118 A Geolinguística – área do conhecimento que alia a dialetologia tradicional à sociolinguística (MONTEAGUDO, 2011) – foca na construção de mapas ou cartas geográficas com base em dados linguísticos identificados espacialmente, ou seja, a pesquisa advém da definição de uma área a ser analisada, bem como os falantes a serem investigados. Os atlas linguísticos provêm justamente dos estudos dessa área que relacionam características linguísticas com a situação geográfica.

Em suma, quando tratamos de CL, lidamos também de alguma forma com questões de ambiente/território. Nossa pesquisa, por exemplo, utiliza o território como uma variável relevante na análise e descrição da variedade investigada.

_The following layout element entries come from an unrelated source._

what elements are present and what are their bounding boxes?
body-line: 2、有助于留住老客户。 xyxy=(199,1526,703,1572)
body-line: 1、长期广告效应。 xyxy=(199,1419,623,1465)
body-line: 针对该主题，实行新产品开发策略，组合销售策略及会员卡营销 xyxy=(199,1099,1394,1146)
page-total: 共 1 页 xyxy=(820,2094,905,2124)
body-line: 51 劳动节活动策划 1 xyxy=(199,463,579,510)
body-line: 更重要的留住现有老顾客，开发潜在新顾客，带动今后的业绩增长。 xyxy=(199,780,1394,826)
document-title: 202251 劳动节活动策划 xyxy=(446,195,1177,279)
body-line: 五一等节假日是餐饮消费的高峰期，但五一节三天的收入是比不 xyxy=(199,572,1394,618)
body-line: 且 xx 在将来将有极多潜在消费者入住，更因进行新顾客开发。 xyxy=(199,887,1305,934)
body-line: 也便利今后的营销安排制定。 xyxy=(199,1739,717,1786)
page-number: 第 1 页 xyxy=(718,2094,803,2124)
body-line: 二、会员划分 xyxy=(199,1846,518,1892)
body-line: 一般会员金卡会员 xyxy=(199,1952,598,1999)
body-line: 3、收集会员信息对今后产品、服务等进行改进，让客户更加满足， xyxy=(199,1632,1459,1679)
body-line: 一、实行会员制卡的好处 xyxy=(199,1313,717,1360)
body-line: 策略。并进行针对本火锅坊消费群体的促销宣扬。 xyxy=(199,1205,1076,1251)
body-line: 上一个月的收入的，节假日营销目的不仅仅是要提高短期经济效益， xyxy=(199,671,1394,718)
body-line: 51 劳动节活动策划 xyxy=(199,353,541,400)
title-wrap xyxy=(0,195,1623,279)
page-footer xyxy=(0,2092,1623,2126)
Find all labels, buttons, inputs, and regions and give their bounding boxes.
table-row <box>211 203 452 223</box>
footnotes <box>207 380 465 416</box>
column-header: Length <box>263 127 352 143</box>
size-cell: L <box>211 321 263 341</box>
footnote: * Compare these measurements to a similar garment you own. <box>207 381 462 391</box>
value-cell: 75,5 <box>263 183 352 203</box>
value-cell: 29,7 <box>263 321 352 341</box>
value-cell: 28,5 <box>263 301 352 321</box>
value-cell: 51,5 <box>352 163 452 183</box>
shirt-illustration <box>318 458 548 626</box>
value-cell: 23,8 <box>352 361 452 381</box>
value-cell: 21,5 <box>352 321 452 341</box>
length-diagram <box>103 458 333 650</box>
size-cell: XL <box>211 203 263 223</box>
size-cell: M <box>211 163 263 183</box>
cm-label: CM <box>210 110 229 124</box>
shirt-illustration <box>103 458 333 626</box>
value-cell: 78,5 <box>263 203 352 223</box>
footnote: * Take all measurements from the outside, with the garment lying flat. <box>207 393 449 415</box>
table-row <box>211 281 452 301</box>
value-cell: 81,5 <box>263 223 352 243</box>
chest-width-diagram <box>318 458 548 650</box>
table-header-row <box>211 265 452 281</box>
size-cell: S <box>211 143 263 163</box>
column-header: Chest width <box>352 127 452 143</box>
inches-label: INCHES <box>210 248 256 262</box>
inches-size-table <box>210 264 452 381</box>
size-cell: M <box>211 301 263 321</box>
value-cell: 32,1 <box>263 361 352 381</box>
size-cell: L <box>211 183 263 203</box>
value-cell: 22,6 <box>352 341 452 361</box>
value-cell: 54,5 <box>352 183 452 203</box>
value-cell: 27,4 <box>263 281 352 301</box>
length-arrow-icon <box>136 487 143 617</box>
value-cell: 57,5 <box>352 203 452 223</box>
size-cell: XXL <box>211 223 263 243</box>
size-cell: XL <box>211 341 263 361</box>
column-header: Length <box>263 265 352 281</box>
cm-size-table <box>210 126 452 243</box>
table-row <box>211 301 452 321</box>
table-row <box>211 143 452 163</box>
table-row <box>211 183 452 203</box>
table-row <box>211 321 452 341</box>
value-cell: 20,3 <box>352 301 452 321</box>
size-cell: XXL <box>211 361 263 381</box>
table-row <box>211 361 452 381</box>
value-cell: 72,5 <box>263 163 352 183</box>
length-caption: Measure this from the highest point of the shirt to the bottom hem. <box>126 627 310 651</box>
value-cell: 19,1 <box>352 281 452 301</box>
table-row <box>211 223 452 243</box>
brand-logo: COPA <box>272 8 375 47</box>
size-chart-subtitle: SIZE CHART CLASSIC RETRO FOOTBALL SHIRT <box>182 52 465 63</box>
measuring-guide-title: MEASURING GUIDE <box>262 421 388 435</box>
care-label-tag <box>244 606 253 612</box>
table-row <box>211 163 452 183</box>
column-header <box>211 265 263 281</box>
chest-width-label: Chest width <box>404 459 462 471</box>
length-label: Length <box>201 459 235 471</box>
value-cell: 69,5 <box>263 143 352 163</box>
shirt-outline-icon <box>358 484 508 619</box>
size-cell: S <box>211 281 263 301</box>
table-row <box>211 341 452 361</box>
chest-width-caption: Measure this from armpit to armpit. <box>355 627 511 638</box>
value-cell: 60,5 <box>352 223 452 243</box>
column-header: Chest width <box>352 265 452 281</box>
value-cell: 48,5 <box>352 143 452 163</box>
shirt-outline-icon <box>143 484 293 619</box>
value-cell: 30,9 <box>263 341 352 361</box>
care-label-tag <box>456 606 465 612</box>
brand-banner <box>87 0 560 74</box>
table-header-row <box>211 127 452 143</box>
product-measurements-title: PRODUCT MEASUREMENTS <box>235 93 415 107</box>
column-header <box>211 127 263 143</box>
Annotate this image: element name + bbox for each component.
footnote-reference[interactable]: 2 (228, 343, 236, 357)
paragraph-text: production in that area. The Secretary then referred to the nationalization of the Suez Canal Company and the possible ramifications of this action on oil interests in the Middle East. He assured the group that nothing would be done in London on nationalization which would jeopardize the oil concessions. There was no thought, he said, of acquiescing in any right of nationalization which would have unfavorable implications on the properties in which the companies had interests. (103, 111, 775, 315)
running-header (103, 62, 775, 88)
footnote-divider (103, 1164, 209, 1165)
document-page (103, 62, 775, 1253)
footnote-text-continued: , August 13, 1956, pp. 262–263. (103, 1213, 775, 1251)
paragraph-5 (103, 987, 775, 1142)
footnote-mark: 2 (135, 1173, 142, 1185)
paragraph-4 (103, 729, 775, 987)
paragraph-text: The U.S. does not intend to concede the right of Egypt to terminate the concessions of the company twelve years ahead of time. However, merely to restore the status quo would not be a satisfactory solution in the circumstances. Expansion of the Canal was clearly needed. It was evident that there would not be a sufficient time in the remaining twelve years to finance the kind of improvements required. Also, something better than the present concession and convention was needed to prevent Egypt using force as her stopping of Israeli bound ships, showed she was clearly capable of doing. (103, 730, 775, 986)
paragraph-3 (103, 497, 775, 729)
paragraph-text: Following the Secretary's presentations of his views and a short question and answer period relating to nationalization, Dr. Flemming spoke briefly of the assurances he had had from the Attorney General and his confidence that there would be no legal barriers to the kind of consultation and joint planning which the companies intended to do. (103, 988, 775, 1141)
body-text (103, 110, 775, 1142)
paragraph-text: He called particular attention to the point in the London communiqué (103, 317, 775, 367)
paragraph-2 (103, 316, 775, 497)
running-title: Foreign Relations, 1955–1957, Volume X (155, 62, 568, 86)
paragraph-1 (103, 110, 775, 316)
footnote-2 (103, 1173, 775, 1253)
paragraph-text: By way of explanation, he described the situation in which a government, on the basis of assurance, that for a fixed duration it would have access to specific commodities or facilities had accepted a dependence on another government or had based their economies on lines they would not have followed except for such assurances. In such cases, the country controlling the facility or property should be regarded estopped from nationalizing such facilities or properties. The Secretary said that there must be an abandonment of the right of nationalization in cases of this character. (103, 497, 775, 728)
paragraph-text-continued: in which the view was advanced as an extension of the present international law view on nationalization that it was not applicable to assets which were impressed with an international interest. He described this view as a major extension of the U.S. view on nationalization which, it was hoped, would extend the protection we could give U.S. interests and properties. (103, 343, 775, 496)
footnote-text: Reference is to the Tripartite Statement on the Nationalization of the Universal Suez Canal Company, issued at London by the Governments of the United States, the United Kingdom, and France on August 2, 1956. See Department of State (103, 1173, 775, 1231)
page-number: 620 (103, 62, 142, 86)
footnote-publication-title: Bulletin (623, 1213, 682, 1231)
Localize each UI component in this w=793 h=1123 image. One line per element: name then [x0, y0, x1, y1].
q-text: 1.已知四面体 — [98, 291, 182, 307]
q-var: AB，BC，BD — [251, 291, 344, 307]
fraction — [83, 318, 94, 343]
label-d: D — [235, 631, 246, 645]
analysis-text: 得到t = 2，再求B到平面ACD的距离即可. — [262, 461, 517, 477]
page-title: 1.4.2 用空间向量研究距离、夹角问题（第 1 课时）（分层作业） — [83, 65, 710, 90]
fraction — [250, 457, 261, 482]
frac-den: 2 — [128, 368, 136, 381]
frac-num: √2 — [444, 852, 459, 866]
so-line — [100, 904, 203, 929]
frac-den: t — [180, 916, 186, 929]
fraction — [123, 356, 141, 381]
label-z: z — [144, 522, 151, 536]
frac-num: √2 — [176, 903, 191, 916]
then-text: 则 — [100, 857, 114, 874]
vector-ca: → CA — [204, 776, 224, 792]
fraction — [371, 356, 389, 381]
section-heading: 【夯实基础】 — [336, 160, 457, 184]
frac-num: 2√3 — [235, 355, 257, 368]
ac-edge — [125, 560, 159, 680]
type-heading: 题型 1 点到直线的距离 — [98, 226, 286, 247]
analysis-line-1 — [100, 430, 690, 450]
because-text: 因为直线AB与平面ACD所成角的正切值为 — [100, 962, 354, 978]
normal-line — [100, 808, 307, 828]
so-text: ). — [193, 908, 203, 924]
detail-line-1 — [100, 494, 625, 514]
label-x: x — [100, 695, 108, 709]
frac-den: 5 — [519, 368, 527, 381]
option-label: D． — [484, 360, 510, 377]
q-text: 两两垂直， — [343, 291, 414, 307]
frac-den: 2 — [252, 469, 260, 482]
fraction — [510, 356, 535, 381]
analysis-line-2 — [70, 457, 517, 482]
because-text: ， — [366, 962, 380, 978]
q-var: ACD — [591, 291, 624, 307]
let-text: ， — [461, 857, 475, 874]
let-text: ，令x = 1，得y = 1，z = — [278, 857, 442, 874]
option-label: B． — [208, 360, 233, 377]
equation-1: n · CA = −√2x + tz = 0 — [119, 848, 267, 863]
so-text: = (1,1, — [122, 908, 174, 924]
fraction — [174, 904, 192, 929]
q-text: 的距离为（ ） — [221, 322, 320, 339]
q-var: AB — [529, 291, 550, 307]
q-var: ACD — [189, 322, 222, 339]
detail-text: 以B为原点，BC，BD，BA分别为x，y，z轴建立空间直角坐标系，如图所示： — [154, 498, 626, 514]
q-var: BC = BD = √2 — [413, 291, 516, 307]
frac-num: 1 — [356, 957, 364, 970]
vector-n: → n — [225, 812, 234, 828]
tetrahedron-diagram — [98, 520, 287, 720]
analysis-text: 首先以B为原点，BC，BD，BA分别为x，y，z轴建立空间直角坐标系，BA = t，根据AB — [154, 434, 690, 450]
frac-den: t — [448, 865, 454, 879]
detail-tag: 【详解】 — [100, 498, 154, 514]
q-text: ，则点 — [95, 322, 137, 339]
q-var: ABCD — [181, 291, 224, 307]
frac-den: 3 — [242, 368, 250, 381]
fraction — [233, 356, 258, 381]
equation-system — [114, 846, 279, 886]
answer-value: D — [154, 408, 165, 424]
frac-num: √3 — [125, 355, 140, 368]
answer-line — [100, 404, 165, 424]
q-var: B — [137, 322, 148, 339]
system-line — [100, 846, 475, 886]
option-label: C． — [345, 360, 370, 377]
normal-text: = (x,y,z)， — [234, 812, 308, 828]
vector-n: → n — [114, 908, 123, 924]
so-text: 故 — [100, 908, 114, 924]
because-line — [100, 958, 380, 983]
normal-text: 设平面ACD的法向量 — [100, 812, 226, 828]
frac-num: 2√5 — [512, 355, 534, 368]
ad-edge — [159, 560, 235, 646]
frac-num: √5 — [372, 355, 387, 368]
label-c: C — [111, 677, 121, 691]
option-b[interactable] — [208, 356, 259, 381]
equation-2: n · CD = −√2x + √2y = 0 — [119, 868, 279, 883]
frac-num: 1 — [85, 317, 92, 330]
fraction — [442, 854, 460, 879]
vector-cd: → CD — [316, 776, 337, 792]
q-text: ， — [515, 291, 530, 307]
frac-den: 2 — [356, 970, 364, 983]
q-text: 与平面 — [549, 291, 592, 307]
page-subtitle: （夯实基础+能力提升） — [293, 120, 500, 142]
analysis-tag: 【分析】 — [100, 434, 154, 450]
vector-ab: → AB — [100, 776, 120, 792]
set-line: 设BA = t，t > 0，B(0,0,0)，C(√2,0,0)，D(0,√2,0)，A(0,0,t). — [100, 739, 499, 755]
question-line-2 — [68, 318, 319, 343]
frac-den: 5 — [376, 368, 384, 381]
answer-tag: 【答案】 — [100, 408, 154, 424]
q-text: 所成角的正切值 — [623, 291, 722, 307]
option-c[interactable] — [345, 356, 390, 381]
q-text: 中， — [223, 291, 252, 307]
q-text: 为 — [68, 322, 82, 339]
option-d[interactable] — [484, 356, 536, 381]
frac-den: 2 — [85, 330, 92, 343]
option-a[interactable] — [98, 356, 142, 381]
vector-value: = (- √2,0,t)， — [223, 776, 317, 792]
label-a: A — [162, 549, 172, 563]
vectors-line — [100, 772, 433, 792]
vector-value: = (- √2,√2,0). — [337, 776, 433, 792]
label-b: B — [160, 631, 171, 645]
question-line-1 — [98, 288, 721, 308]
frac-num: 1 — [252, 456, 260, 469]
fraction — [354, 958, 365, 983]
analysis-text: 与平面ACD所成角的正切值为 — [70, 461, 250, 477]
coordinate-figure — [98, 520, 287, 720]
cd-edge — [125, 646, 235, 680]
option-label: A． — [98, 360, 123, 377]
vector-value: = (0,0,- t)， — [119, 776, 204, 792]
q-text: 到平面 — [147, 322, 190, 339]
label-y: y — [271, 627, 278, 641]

Com isso, nosso recorte de investigação tem como foco principal sujeitos nipobrasileiros que tenham crescido em alguma cidade do estado de São Paulo e/ou Rio de Janeiro, assim como japoneses que tenham crescido no Japão e não possuam conhecimento de português do Brasil. Essas variáveis estão intrinsecamente relacionadas com a pesquisa que realizamos e as descrições pósteras sobre a koroniago.